The new production from shale is, in Auzanneau’s estimation, the only thing forestalling the start of oil’s winter season. The author is careful not to make too specific a guess as to when this glut will vanish. He ventures only that there’s a risk of it ending “perhaps before 2030, even as early as around 2020.” Like the Canadian tar sands and the kerogen deposits of America’s Rocky Mountain region, tight oil from shale is unconventional oil, or that whose costliness, poor energy return and environmental risk make it an inadequate replacement for regular, conventional crude. The latter, reports Auzanneau, reached its production peak circa 2005 and has since been on an “undulating plateau.”
Auzanneau makes clear that while the windfall provided by U.S. tight oil in recent years has indeed been a rather providential turn of events, it doesn’t match the hype that has been generated on its behalf. He deems the claim that this oil has the potential to turn America into an oil exporter on par with Saudi Arabia to be absurdly overblown. Citing last year’s data, he shows that in 2017, oil from U.S. shale accounted for only slightly more than 5 percent of total world output. (In contrast, Saudi Arabia’s production made up more than 10 percent.) In addition, while American tight oil has, by the time of this writing, managed to fully make up for the decline in domestic conventional production that has occurred since 1970, it hasn’t reduced U.S. dependence on Persian Gulf oil. On the contrary, America is even more reliant on the latter than at the time of the oil shock of 1973.

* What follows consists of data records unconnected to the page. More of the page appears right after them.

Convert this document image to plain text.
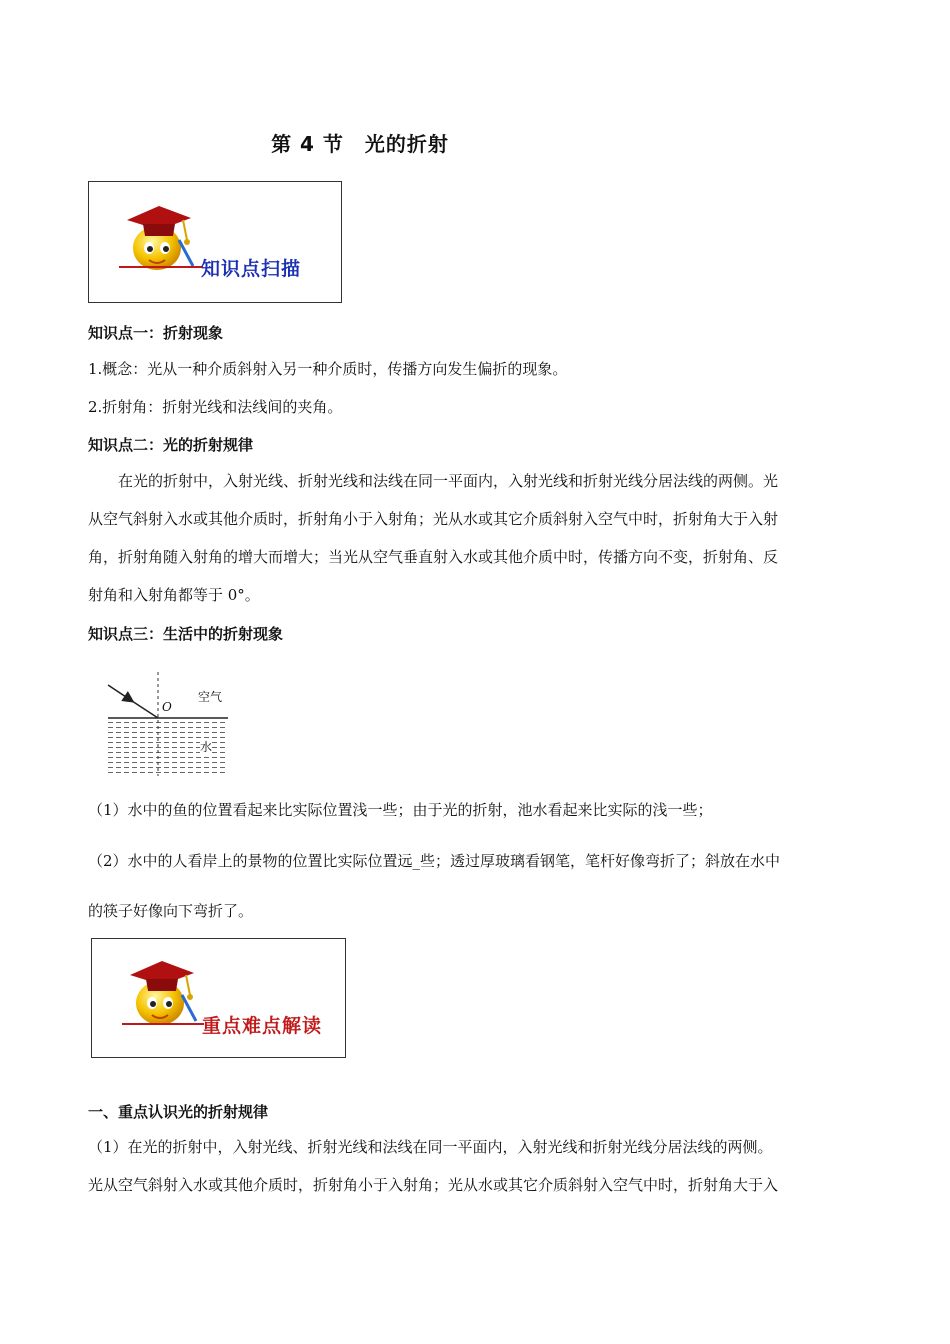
第 4 节　光的折射
知识点扫描
知识点一：折射现象
1.概念：光从一种介质斜射入另一种介质时，传播方向发生偏折的现象。
2.折射角：折射光线和法线间的夹角。
知识点二：光的折射规律
在光的折射中，入射光线、折射光线和法线在同一平面内，入射光线和折射光线分居法线的两侧。光
从空气斜射入水或其他介质时，折射角小于入射角；光从水或其它介质斜射入空气中时，折射角大于入射
角，折射角随入射角的增大而增大；当光从空气垂直射入水或其他介质中时，传播方向不变，折射角、反
射角和入射角都等于 0°。
知识点三：生活中的折射现象
O
空气
水
（1）水中的鱼的位置看起来比实际位置浅一些；由于光的折射，池水看起来比实际的浅一些；
（2）水中的人看岸上的景物的位置比实际位置远_些；透过厚玻璃看钢笔，笔杆好像弯折了；斜放在水中
的筷子好像向下弯折了。
重点难点解读
一、重点认识光的折射规律
（1）在光的折射中，入射光线、折射光线和法线在同一平面内，入射光线和折射光线分居法线的两侧。
光从空气斜射入水或其他介质时，折射角小于入射角；光从水或其它介质斜射入空气中时，折射角大于入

The matter of what to do about the twin crises of fossil fuel depletion and climate change is the great quandary of our time. And, as Auzanneau repeatedly stresses, it is not humankind but the natural world that has ultimate control over the course of events. “Whether we like it or not,” he writes, “the laws of nature appear to be on the brink of imposing a radical change in the course of the brief history of human technology.”